Los barristas blanquiazules tendrán que pagar ochenta mangos si quieren ir a la tribuna sur del Miguel Grau del Callao. Los barristas, la gran mayoría gente de barrio y eternos adolescentes de base cuatro, se quejan con justa razón. Hay razones para protestar contra lo que es un atropello, pero tampoco es para tanto. 
Prefiero que Alianza pase a la final con el estadio en contra, o en todo caso vacío. Así es más épica la cosa, así se podrá hablar con autoridad en el futuro. 
Por ejemplo, recuerdo la final del campeonato del 2001, el año del centenario. Alianza campeonó en Cusco con todo el estadio en contra, también el clima le jugó mal al equipo de Herráez. 

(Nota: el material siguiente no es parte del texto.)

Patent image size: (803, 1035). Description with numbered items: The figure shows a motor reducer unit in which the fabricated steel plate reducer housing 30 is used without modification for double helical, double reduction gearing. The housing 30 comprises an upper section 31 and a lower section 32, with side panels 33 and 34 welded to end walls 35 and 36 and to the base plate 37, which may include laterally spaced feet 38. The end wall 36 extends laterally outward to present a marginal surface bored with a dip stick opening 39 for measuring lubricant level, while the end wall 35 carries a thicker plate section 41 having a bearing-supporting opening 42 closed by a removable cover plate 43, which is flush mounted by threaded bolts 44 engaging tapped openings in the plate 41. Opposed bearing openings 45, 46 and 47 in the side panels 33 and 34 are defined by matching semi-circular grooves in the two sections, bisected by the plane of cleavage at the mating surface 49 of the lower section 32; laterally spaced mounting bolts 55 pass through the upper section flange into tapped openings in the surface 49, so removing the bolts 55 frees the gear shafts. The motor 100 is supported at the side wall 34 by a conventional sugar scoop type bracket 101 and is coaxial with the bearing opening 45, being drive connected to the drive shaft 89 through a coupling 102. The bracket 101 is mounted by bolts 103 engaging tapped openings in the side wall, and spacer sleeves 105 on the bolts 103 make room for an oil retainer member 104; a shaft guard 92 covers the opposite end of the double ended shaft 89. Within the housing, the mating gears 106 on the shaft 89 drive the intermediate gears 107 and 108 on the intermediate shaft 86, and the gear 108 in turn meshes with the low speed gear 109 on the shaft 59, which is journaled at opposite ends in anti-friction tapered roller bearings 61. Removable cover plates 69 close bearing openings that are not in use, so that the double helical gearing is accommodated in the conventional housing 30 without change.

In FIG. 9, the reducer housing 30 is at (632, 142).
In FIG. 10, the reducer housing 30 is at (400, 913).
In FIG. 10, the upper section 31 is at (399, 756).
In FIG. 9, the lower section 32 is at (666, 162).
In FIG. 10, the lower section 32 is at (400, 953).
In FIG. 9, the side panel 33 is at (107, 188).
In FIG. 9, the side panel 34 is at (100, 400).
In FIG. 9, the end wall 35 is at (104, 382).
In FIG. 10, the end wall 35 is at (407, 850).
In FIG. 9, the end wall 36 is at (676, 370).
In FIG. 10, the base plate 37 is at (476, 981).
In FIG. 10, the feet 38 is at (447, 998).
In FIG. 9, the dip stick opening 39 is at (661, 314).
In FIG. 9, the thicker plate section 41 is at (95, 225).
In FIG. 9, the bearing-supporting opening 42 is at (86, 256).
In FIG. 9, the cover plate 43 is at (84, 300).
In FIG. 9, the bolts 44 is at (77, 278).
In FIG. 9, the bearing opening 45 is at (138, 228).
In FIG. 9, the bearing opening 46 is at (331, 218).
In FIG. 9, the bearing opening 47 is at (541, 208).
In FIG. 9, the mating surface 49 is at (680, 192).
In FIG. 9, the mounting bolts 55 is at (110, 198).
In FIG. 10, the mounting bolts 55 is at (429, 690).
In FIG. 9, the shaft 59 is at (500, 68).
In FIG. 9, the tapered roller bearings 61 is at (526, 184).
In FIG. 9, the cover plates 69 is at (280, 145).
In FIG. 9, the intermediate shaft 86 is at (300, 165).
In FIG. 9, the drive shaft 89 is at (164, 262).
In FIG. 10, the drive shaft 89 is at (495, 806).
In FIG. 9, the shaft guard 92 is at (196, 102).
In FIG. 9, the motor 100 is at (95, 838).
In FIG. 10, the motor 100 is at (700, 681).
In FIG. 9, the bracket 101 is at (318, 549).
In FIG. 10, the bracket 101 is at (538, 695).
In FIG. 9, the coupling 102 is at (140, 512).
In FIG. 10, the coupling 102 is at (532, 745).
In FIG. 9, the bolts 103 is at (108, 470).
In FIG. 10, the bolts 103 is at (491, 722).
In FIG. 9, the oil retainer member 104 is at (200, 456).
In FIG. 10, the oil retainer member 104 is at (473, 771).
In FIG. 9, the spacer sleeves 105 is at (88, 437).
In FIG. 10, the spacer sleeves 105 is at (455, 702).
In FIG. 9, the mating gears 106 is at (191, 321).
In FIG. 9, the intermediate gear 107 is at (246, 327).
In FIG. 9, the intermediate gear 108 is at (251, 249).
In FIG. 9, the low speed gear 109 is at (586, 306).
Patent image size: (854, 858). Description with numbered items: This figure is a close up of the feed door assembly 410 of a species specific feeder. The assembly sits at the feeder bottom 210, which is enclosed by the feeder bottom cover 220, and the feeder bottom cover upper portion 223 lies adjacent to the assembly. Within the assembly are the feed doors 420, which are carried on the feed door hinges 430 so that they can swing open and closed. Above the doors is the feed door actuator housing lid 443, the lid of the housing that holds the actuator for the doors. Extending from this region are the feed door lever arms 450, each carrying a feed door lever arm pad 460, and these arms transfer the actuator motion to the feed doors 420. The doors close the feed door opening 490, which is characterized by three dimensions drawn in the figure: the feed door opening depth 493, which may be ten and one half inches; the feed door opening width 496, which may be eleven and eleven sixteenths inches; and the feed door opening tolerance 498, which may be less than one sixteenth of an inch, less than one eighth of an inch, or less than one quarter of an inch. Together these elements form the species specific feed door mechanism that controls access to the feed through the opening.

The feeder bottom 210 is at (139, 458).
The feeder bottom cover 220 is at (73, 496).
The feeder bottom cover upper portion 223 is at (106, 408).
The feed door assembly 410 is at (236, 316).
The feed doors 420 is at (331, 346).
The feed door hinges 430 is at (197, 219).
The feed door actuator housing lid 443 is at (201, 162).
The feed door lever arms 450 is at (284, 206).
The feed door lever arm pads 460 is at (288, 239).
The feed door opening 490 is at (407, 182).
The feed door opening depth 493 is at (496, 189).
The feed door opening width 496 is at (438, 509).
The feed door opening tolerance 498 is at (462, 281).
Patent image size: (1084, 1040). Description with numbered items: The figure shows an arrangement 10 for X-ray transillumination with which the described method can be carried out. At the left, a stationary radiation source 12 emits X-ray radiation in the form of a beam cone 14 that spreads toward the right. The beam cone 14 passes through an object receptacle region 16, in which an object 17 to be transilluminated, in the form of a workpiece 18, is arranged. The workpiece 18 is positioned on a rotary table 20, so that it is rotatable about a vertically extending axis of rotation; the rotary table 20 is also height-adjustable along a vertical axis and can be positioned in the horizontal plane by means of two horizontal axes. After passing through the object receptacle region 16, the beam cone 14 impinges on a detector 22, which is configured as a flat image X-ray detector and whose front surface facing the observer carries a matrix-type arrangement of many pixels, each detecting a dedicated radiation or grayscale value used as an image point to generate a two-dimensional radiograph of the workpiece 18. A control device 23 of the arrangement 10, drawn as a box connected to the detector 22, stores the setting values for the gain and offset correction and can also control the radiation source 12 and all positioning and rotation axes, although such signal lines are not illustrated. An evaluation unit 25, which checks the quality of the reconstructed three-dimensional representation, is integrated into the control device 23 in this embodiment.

Ocurre que yo creo y respeto la tradición, en todos los ámbitos. De paso, soy un convencido de la trayectoria. Alianza la tiene y no entiendo el por qué de estas campañas de sus barristas. Si un barrista puede ir, que vaya y aliente. Si no, que aliente desde fuera del estadio. 
Alianza, en los momentos más crudos, ha sabido sacar esas cosas que llamamos sangre y corazón. Lo que mejor sabe es jugar en contra, y no lo digo yo, lo dice la historia, muchacho. 
¿Por qué preocuparnos por la jugarreta de la San Martín? 
Este equipo, del que alguna vez escribí un pequeño libro de su historia institucional, hace pues cuatro o cinco años atrás, no tiene historia porque los cagones no hacen historia, así de simple. 
¿Qué le puedo decir a un potencial hincha de la San Martín sobre la génesis de su equipo? ¿Acaso que compró la categoría? ¿Que ganó su derecho de estar en primera porque le compró la categoría a un equipo que había ascendido? ¿De qué épica le puedo hablar? ¿De qué historia cuando no tiene historia?